In other news, I’m still waiting to know if my paper about basic block versioning is accepted at Compiler Construction 2014, I should have the answer by December 20th. I did get some very positive news since my last blog post, however. I’ve received (and accepted) an invitation to present Higgs and my research work at the mloc.js conference, which takes place mid-February in Budapest. Like Strange Loop, this conference will be filmed and the videos will be made available online. I’ve also received an invitation to present at Web Directions Code 2014. I’m very much looking forward to sharing my latest research findings.

My thesis advisor has recently shown more openness to the idea that I could do an industry internship before the end of my PhD, which seems like it would be a good move career wise. This would probably occur around December 2014 or January 2015, after the next round of conference deadlines. I’ve been approached by people from Apple (LLVM team) and IBM (JIT and dynamic language runtimes). Back at DConf 2013, I also had the opportunity to meet Andrei Alexandrescu and other members of the HipHop VM team. They seemed very interested in my work on basic block versioning and in getting me to come do an internship at Facebook. Most likely, I’ll try approaching people at Mozilla and Facebook to see if I could possibly work on either IonMonkey or HipHop VM as part of an internship. 
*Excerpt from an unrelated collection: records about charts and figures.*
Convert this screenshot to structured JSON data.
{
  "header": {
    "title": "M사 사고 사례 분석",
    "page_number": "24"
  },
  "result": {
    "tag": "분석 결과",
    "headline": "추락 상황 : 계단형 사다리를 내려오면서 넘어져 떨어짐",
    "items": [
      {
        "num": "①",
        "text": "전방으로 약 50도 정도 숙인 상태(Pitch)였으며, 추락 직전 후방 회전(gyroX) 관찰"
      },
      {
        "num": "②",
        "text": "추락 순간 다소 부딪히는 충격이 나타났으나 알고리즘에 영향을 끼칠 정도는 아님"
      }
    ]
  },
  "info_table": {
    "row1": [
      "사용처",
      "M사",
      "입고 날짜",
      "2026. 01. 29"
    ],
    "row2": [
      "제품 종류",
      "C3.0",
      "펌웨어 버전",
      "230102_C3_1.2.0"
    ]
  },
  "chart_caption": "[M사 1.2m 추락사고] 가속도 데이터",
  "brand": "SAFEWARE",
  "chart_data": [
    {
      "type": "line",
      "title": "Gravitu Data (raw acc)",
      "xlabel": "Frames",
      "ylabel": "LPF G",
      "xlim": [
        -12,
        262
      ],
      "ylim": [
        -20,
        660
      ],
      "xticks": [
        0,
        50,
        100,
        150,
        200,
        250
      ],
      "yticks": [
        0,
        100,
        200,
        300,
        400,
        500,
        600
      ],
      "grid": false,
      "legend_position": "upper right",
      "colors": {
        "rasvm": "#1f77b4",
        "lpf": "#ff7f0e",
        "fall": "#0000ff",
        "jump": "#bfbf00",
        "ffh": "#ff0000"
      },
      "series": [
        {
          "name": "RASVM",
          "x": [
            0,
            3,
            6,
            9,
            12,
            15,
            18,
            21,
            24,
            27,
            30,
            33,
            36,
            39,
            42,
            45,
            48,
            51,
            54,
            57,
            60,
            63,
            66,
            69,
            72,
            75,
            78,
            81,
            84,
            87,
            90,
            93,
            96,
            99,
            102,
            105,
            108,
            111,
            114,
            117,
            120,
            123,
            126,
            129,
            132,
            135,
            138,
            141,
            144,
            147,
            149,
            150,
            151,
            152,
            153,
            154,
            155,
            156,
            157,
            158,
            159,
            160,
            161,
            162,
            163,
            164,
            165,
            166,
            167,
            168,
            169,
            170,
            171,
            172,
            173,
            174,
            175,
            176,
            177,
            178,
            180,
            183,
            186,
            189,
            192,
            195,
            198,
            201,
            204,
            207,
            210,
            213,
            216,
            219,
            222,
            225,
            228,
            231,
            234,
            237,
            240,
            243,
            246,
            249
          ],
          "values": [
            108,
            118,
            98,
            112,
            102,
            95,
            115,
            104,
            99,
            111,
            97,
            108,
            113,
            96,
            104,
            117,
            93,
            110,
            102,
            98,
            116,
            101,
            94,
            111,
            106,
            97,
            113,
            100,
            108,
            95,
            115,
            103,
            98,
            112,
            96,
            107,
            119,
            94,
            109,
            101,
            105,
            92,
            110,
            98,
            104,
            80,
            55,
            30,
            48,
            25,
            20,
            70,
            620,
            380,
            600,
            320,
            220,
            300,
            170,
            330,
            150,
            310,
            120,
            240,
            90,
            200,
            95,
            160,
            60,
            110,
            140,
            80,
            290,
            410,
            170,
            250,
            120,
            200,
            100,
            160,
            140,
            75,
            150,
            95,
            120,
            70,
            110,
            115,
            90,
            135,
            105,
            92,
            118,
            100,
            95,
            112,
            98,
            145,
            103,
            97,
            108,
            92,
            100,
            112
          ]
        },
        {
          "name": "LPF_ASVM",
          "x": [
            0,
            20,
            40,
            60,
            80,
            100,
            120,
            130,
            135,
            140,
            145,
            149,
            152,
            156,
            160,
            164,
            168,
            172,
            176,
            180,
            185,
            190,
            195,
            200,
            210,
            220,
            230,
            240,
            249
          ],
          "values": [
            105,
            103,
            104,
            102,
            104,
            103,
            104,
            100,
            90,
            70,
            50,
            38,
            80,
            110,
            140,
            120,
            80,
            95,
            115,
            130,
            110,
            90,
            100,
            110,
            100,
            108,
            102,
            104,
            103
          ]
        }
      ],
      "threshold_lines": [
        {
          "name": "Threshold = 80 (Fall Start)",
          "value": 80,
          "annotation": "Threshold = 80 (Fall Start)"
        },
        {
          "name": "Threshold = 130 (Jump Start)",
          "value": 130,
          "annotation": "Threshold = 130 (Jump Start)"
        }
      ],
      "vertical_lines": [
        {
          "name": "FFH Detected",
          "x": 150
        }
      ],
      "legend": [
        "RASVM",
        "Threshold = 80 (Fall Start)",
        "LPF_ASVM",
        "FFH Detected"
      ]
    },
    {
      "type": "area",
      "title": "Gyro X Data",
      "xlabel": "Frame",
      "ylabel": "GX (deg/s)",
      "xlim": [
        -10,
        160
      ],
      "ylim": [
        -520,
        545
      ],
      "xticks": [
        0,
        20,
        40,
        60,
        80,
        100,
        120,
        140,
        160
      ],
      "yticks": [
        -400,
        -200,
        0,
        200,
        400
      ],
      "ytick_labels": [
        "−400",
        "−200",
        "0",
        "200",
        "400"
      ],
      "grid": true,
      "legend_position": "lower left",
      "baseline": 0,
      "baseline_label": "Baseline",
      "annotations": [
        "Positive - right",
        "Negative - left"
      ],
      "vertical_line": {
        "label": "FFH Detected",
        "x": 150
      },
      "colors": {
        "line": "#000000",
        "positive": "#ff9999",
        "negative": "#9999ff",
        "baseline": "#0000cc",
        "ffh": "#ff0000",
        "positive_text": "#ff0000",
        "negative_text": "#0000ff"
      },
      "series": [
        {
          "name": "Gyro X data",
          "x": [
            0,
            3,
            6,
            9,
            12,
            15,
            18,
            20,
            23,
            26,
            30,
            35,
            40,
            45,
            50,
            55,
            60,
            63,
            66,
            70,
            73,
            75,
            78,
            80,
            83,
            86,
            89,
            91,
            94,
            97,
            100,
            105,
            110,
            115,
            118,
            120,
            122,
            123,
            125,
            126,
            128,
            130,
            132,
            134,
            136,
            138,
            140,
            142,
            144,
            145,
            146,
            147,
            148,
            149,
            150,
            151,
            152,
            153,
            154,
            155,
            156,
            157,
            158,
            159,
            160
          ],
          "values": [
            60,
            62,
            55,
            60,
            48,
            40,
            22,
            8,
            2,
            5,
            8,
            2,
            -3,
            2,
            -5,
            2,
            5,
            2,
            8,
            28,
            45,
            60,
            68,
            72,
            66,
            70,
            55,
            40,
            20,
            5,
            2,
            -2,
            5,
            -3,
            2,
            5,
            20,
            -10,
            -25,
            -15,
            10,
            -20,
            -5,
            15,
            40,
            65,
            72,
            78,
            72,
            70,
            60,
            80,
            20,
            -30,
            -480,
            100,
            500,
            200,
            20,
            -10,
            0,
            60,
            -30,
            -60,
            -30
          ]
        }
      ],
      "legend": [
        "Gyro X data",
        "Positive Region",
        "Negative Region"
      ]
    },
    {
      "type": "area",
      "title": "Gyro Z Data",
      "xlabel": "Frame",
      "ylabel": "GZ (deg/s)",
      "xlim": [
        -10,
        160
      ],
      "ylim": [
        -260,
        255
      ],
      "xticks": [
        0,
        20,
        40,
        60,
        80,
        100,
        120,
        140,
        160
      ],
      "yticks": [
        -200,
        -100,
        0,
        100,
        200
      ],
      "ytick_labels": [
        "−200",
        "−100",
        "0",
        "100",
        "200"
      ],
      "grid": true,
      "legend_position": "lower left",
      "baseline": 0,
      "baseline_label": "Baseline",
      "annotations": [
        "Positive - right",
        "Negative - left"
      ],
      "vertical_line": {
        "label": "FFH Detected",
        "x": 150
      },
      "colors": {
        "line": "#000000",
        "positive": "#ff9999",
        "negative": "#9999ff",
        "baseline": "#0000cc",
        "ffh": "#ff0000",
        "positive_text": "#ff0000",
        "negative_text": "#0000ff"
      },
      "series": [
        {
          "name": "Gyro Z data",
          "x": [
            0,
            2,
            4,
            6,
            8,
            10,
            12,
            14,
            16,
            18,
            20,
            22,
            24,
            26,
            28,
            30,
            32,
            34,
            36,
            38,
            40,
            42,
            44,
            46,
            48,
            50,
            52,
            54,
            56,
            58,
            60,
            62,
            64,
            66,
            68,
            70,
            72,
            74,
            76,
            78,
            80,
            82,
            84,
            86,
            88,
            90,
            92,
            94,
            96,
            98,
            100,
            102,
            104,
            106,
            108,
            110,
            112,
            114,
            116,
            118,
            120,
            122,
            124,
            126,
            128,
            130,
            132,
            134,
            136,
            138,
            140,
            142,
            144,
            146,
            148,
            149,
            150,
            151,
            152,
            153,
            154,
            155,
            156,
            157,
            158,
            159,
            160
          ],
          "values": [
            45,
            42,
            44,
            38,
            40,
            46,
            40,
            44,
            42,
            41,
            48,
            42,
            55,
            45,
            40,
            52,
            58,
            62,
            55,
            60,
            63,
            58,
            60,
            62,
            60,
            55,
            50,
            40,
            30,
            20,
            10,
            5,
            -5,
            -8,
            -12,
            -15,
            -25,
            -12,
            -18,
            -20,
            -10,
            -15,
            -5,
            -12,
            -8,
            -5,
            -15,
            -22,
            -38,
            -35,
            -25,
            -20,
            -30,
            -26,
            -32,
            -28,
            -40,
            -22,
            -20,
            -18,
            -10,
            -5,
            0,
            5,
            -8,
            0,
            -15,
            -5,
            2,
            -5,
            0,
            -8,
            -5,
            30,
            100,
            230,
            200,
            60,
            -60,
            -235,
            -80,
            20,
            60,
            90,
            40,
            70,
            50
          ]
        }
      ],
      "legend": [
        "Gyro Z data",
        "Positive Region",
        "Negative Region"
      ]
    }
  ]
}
When I started my PhD, I originally wanted to do research in machine learning. Unfortunately, after only a few months, I discovered that field wasn’t really for me. I found it to be overly theoretical, mathematical and dry for my taste. My creativity wasn’t really there. Instead, I found myself thinking back to my MSc project, and having several ideas about how to improve upon the design of McVM. I decided to follow my passion, change advisors and do a PhD in compiler design instead. Compilers are not really a glamorous CS subfield, but I think this may have turned out to be a good career choice. There are clearly more jobs in compilers than there are compiler experts.

7 Comments
  1. As someone who is immensely interested in and intrigued by Facebook’s HHVM, I think that would be a super rad project to be involved with.

  2. tomprimozicTom permalink

    Hi! Are you familiar with how LuaJIT 2.0 works? If yes, I’d like to ask you what made you choose to have no interpreter, which is something that Mike Pall considers essential.

    • Having an interpreter means a duplicate implementation of the language. Also, interpreting from SSA IR was rather annoying. V8 has no interpreter and performs very well.